AT&T Outage Shines A Spotlight On Network Dependability

On February 22nd, a massive service interruption in AT&T cellular services affected subscribers across the nation. Although outage-report volumes were in the hundreds of thousands, that is likely just the tip of the iceberg. What lays beneath is a massive number of subscribers who experienced issues but didn’t or couldn’t report them, and services using cellular networks (e.g., tracking services, PoS terminals, etc.). The outage last for approximately 11 hours, based on the impacts of similar past outages on such things as financial transactions and supply chain disruptions, we estimate the impact to the US economy at $500 million. Here’s what we know happened and what happens next:

A mundane network change caused the massive outage. AT&T has officially released a statement that attributes the outage to “… the application and execution of an incorrect process used as we were expanding our network, not a cyber attack…” AT&T February 22, 2024, 6:46 p.m. CT. What’s the big deal? For most of us in IT, cellular technologies have been used as backup underlay technology for wide-area networks making the impact minimal. But for some enterprises, cellular connectivity is the live line of their core business functions such as operations (e.g., field and fleet operations, asset tracking and management) or sales (e.g., payment terminals, kiosks, etc.). In these circumstances, an outage like this can be devasting.
There will be investigations and significant cost to AT&T…and ultimately its customers. A chain of events will unfold following the outage, starting with AT&T submitting the official outage root cause report to the FCC. In parallel, US Government agencies will support the efforts to rule out any possible cyberattacks. Customer rebates and credits will start to flow, and similarly lawsuits from consumers and businesses alike. AT&T will implement processes and technology improvements addressing the root cause(s) and FCC will be forced to review its rules. If we use the July 8, 2022, Rogers outage in Canada as a guide, we estimate that AT&T will see as much as $1.5 billion in impact considering outage duration and population proportions. which could be bundled into a 3-years plan as done by Rogers (C$10 billion over 3 years). If such an improvement plan is put together by AT&T, we expect it to be in the vicinity of USD$20 to 30 billion. It is likely that customers will see the result of this in higher costs similar to what Rogers subscribers experienced few months after the outage.
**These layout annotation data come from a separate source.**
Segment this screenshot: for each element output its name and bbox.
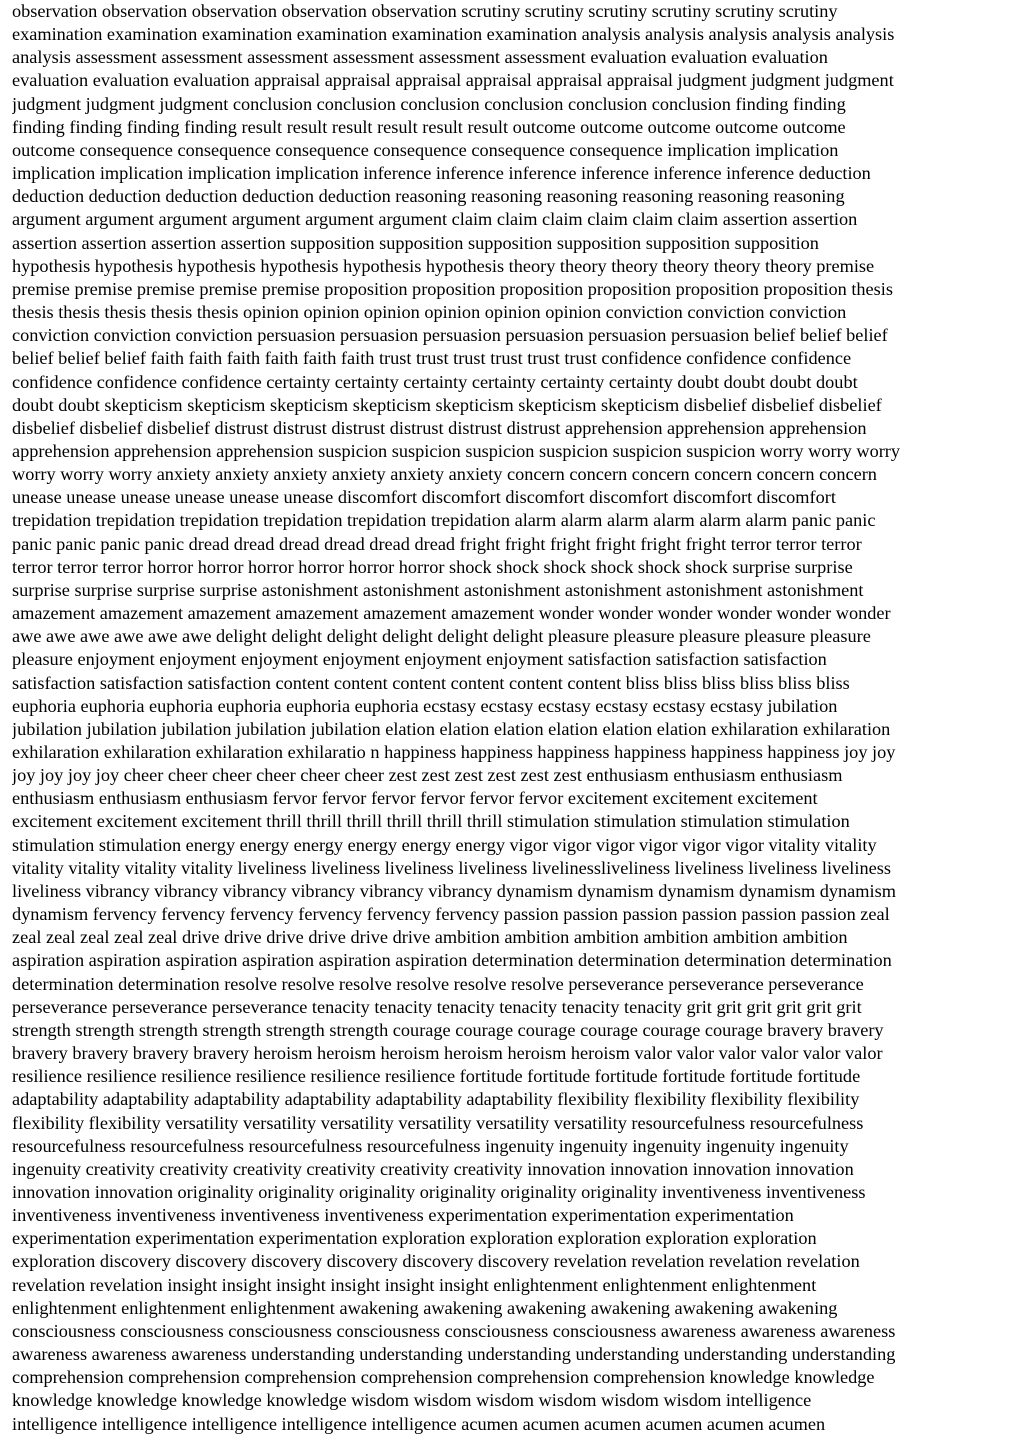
text-line: vitality vitality vitality vitality liveliness liveliness liveliness liveliness livelinessliveliness liveliness liveliness liveliness <box>12 857 891 878</box>
text-line: dynamism fervency fervency fervency fervency fervency fervency passion passion passion passion passion passion zeal <box>12 904 890 925</box>
text-line: enthusiasm enthusiasm enthusiasm fervor fervor fervor fervor fervor fervor excitement excitement excitement <box>12 788 818 809</box>
text-line: knowledge knowledge knowledge knowledge wisdom wisdom wisdom wisdom wisdom wisdom intelligence <box>12 1390 812 1411</box>
text-line: liveliness vibrancy vibrancy vibrancy vibrancy vibrancy vibrancy dynamism dynamism dynamism dynamism dynamism <box>12 880 896 901</box>
text-line: inventiveness inventiveness inventiveness inventiveness experimentation experimentation experimentation <box>12 1205 794 1226</box>
text-line: strength strength strength strength strength strength courage courage courage courage courage courage bravery bravery <box>12 1019 884 1040</box>
text-line: disbelief disbelief disbelief distrust distrust distrust distrust distrust distrust apprehension apprehension apprehension <box>12 417 867 438</box>
text-line: apprehension apprehension apprehension suspicion suspicion suspicion suspicion suspicion suspicion worry worry worry <box>12 440 901 461</box>
text-line: belief belief belief faith faith faith faith faith faith trust trust trust trust trust trust confidence confidence confidence <box>12 348 852 369</box>
text-line: perseverance perseverance perseverance tenacity tenacity tenacity tenacity tenacity tenacity grit grit grit grit grit grit <box>12 996 862 1017</box>
text-line: pleasure enjoyment enjoyment enjoyment enjoyment enjoyment enjoyment satisfaction satisfaction satisfaction <box>12 649 827 670</box>
text-line: innovation innovation originality originality originality originality originality originality inventiveness inventiveness <box>12 1181 866 1202</box>
body-text <box>12 0 1012 1436</box>
text-line: worry worry worry anxiety anxiety anxiety anxiety anxiety anxiety concern concern concern concern concern concern <box>12 464 877 485</box>
text-line: awareness awareness awareness understanding understanding understanding understanding understanding understanding <box>12 1344 896 1365</box>
text-line: bravery bravery bravery bravery heroism heroism heroism heroism heroism heroism valor valor valor valor valor valor <box>12 1043 883 1064</box>
text-line: resourcefulness resourcefulness resourcefulness resourcefulness ingenuity ingenuity ingenuity ingenuity ingenuity <box>12 1135 849 1156</box>
text-line: examination examination examination examination examination examination analysis analysis analysis analysis analysis <box>12 24 895 45</box>
text-line: conviction conviction conviction persuasion persuasion persuasion persuasion persuasion persuasion belief belief belief <box>12 325 888 346</box>
text-line: intelligence intelligence intelligence intelligence intelligence acumen acumen acumen acumen acumen acumen <box>12 1413 826 1434</box>
text-line: joy joy joy joy cheer cheer cheer cheer cheer cheer zest zest zest zest zest zest enthusiasm enthusiasm enthusiasm <box>12 765 843 786</box>
text-line: awe awe awe awe awe awe delight delight delight delight delight delight pleasure pleasure pleasure pleasure pleasure <box>12 626 871 647</box>
text-line: satisfaction satisfaction satisfaction content content content content content content bliss bliss bliss bliss bliss bliss <box>12 672 850 693</box>
text-line: resilience resilience resilience resilience resilience resilience fortitude fortitude fortitude fortitude fortitude fortitude <box>12 1066 861 1087</box>
text-line: euphoria euphoria euphoria euphoria euphoria euphoria ecstasy ecstasy ecstasy ecstasy ecstasy ecstasy jubilation <box>12 695 838 716</box>
text-line: exploration discovery discovery discovery discovery discovery discovery revelation revelation revelation revelation <box>12 1251 860 1272</box>
text-line: flexibility flexibility versatility versatility versatility versatility versatility versatility resourcefulness resourcefulness <box>12 1112 864 1133</box>
text-line: finding finding finding finding result result result result result result outcome outcome outcome outcome outcome <box>12 116 846 137</box>
text-line: jubilation jubilation jubilation jubilation jubilation elation elation elation elation elation elation exhilaration exhilaration <box>12 718 891 739</box>
text-line: comprehension comprehension comprehension comprehension comprehension comprehension knowledge knowledge <box>12 1367 875 1388</box>
text-line: stimulation stimulation energy energy energy energy energy energy vigor vigor vigor vigor vigor vigor vitality vitality <box>12 834 877 855</box>
text-line: ingenuity creativity creativity creativity creativity creativity creativity innovation innovation innovation innovation <box>12 1158 854 1179</box>
text-line: observation observation observation observation observation scrutiny scrutiny scrutiny scrutiny scrutiny scrutiny <box>12 1 838 21</box>
text-line: doubt doubt skepticism skepticism skepticism skepticism skepticism skepticism skepticism disbelief disbelief disbelief <box>12 394 882 415</box>
text-line: judgment judgment judgment conclusion conclusion conclusion conclusion conclusion conclusion finding finding <box>12 93 846 114</box>
text-line: amazement amazement amazement amazement amazement amazement wonder wonder wonder wonder wonder wonder <box>12 603 891 624</box>
text-line: panic panic panic panic dread dread dread dread dread dread fright fright fright fright fright fright terror terror terror <box>12 533 862 554</box>
text-line: aspiration aspiration aspiration aspiration aspiration aspiration determination determination determination determination <box>12 950 892 971</box>
text-line: deduction deduction deduction deduction deduction reasoning reasoning reasoning reasoning reasoning reasoning <box>12 186 845 207</box>
text-line: excitement excitement excitement thrill thrill thrill thrill thrill thrill stimulation stimulation stimulation stimulation <box>12 811 850 832</box>
text-line: surprise surprise surprise surprise astonishment astonishment astonishment astonishment astonishment astonishment <box>12 579 864 600</box>
text-line: hypothesis hypothesis hypothesis hypothesis hypothesis hypothesis theory theory theory theory theory theory premise <box>12 255 875 276</box>
text-line: implication implication implication implication inference inference inference inference inference inference deduction <box>12 163 871 184</box>
text-line: confidence confidence confidence certainty certainty certainty certainty certainty certainty doubt doubt doubt doubt <box>12 371 858 392</box>
text-line: outcome consequence consequence consequence consequence consequence consequence implication implication <box>12 139 839 160</box>
text-line: premise premise premise premise premise proposition proposition proposition proposition proposition proposition thesis <box>12 278 893 299</box>
text-line: consciousness consciousness consciousness consciousness consciousness consciousness awareness awareness awareness <box>12 1320 896 1341</box>
text-line: evaluation evaluation evaluation appraisal appraisal appraisal appraisal appraisal appraisal judgment judgment judgment <box>12 70 894 91</box>
text-line: terror terror terror horror horror horror horror horror horror shock shock shock shock shock shock surprise surprise <box>12 556 853 577</box>
text-line: analysis assessment assessment assessment assessment assessment assessment evaluation evaluation evaluation <box>12 47 828 68</box>
text-line: revelation revelation insight insight insight insight insight insight enlightenment enlightenment enlightenment <box>12 1274 817 1295</box>
text-line: assertion assertion assertion assertion supposition supposition supposition supposition supposition supposition <box>12 232 819 253</box>
text-line: zeal zeal zeal zeal zeal drive drive drive drive drive drive ambition ambition ambition ambition ambition ambition <box>12 927 848 948</box>
text-line: argument argument argument argument argument argument claim claim claim claim claim claim assertion assertion <box>12 209 858 230</box>
text-line: determination determination resolve resolve resolve resolve resolve resolve perseverance perseverance perseverance <box>12 973 864 994</box>
text-line: exhilaration exhilaration exhilaration exhilaratio n happiness happiness happiness happiness happiness happiness joy joy <box>12 742 896 762</box>
text-line: experimentation experimentation experimentation exploration exploration exploration exploration exploration <box>12 1228 817 1249</box>
text-line: trepidation trepidation trepidation trepidation trepidation trepidation alarm alarm alarm alarm alarm alarm panic panic <box>12 510 876 531</box>
text-line: enlightenment enlightenment enlightenment awakening awakening awakening awakening awakening awakening <box>12 1297 838 1318</box>
text-line: adaptability adaptability adaptability adaptability adaptability adaptability flexibility flexibility flexibility flexibility <box>12 1089 860 1110</box>
text-line: unease unease unease unease unease unease discomfort discomfort discomfort discomfort discomfort discomfort <box>12 487 836 508</box>
text-line: thesis thesis thesis thesis thesis opinion opinion opinion opinion opinion opinion conviction conviction conviction <box>12 302 847 323</box>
That’s not great news for anyone. It is important to remember that networks will always have outages and performance degradations, it’s a matter of physics, human intervention, and technology complexity. What made this news worthy was that this was a major carrier that enterprises and citizens depend on. For these reasons, carriers are held to the highest standards – often with SLAs of five nines of availability for a year. That means being unavailable for no more than 5 minutes and 15 seconds a year. Being down for 11-hours … that’s a new ballpark. What are the key lessons for carriers and IT leaders from this unfortunate event?

IT leaders must revisit their end-device wireless connectivity capabilities. Especially for companies that rely on a single-carrier cellular connectivity, it may be time to reconsider that approach and whether other technologies might better serve your needs. For example, allowing for multi SIM/eSIM redundant carrier connectivity or having multiple wireless connectivity options, such as satellite, LoRa, Sigfox, or even WiFi in your end-devices. But there’s more to learn here. As much as we hold carriers to higher standards, we can try to avoid their mistakes…
All networking orgs must accelerate monitoring, visibility, observability, and AI investments. As noted above, networks will always have outages and performance degradations. However, networking teams aren’t known for diligent planning ahead and proactive resilience measures. For example, network monitoring solutions are usually an afterthought. After an issue arises, especially when the root cause can’t be found, networking teams will invest in monitoring solution. Part of the issue is lack of budget for fundamentals versus flashing new concepts, such as autonomous networks, intent based networking (IBN), and networking-as-a-service. But that approach is nothing more than taping a crack on airplane wing and must be phased out. Uptime and fast remediation are essential for customer experience. This makes network automation, performance management (including visibility, observability, and AIOps), fast analytics for root cause analysts/CAST, and system-wide improvements via AI essential. Automation and AI won’t eliminate all outages but it can help uncover and avoid many outages and performance degradations while running simulations before changes or issues.
Advanced companies, like carriers, should seek out advanced practices. The expectations for large enterprises, especially carriers, is are even higher. It is no longer enough to just invest fully in the items above. They need to push into advanced practices like businesswide networking fabrics, simulations/digital twins, real-time event communication, etc. Why are these so important? Past segmented networks were discrete components, manually controlled with changes occurring across each network point, sequentially, over a long period. The emergence of businesswide networking fabrics controlled by software, where one change can occur across hundreds if not thousands of devices simultaneously — pushes the need for running through scenarios through digital twins to ensure understanding the full scope of change before it occurs for things like network config changes, updates, upgrades. Carriers should accelerate the adoption of these technologies. Similar to the simulations aerospace and aircraft industry does before building the components, aircraft, or rockets.